Founded in 2000, FalconStor claims to have more than 800 customers in more than 50 countries. StorSafe is a key piece of the vendor's strategy to rebound from steady revenue declines since 2009. FalconStor revenue dropped to $16.5 million in 2019 from $17.8 million in 2018 and $89.5 million in 2009. FalconStor has had five CEOs in the last decade, with Todd Brooks holding the job since August 2017.
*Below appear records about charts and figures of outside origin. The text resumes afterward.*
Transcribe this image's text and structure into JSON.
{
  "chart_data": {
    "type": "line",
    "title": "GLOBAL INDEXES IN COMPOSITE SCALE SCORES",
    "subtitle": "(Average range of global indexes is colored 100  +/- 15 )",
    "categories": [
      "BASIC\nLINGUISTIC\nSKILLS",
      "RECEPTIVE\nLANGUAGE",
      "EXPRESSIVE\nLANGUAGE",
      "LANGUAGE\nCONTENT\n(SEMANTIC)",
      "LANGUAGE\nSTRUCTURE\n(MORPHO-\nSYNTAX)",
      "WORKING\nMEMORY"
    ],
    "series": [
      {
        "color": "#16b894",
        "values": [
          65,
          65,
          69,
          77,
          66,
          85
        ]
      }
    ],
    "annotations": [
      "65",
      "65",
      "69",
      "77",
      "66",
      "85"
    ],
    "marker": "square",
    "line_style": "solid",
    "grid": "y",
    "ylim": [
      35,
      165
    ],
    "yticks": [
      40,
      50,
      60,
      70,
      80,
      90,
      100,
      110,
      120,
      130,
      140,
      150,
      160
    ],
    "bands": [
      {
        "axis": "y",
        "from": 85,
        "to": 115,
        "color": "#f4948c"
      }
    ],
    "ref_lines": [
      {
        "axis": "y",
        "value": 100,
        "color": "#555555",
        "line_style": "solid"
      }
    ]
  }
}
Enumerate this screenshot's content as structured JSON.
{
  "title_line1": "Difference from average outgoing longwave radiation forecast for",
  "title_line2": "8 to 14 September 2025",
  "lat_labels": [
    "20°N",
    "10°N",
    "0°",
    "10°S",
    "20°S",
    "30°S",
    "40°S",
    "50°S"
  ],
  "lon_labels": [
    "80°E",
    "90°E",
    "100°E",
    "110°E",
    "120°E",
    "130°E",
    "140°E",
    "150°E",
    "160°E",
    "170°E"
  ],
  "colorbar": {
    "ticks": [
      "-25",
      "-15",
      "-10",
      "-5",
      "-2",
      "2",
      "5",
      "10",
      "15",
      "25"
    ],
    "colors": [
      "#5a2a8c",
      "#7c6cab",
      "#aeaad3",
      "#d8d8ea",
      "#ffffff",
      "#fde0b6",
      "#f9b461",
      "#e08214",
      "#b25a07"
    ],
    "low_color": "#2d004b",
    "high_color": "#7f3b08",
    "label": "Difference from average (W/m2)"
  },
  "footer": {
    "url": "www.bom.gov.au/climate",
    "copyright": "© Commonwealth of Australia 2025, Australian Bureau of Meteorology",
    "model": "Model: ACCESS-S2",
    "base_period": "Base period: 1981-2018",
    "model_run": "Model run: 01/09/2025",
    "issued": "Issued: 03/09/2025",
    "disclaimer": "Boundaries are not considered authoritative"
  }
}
Morris said the new StorSafe product will target verticals such as oil and gas, media and entertainment and second-tier or concierge cloud providers with large data sets. He said StorSafe could also be useful for companies that need to archive financial records from an Oracle backup or keep data subject to regulatory, compliance, electronic discovery and GDPR retention requirements. Morris noted that StorSafe could do validation checks and journal the health of the container over its lifetime.

StorSafe's competitors include Dell EMC's Data Domain and Quantum's DXi. Staimer said StorSafe would have edges in flexibility with the container technology, resiliency from the erasure coding and potentially deduplication with FalconStor's claimed 26-to-1 ratio.